GP Bahrain, anteprima. Finalmente, ci siamo! Dopo settimane e mesi, la lunga pausa invernale sta per finire, e nel weekend si apre la 75° stagione di Formula 1, che si prospetta essere la più lunga della sua storia, con le 24 gare da disputare. Il prima ad avere l’onore ad alzare il sipario su questo mondiale di Formula 1, è il circuito del Sakhir con il GP Bahrain.

Novità di questo primo appuntamento, è il format stravolto per via del Ramadan, con il gran premio che si disputerà sabato, anziché domenica. Dunque, il programma del weekend inizia mercoledì 28 febbraio, con la conferenza stampa e il Track Walk, a seguire giovedì 29 febbraio con le prime due sessioni di prove libere, venerdì 01 marzo con la terza sessione di prove libere e le qualifiche. Infine, sabato 02 marzo scatterà il 20° GP Bahrain, con la gara in notturna.

Al Sakhir, team, piloti e addetti ai lavori della Formula 1 sono arrivati già la scorsa settimana, per prendere parte alla tre giorni di test pre-stagionali.
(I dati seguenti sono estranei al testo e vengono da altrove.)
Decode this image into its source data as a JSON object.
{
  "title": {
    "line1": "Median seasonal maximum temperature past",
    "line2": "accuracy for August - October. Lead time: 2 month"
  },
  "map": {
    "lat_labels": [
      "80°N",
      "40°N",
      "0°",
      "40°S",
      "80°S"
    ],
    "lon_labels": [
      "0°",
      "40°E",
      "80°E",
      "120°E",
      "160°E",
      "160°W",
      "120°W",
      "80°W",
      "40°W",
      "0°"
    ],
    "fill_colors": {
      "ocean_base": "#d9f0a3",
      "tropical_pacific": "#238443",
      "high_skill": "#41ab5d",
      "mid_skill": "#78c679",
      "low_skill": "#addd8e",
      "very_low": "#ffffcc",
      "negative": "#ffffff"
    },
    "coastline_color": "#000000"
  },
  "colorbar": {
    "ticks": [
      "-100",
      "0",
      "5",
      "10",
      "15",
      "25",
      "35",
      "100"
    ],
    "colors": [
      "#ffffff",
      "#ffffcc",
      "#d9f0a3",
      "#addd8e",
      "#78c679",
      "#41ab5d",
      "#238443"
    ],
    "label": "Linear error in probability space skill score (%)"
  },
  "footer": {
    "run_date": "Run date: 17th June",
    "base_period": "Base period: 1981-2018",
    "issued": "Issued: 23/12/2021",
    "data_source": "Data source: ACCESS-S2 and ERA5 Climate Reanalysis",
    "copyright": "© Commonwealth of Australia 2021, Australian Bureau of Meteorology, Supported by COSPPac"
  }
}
Test dove abbiamo visto in azione le nuove monoposto, e con esse le tante novità, così come tanti punti interrogativi in termini di velocità, competitività e affidabilità. Tutto ciò, ovviamente verranno valutate al meglio in occasione della prima gara, quando finalmente si accende la competizione.

Tutti a caccia di Max

Da questa settimana s’inizia a far sul serio, con il primo round di una nuova stagione di Formula 1, che si preannuncia molto lunga e intensa, e magari serrata in termini di competizione.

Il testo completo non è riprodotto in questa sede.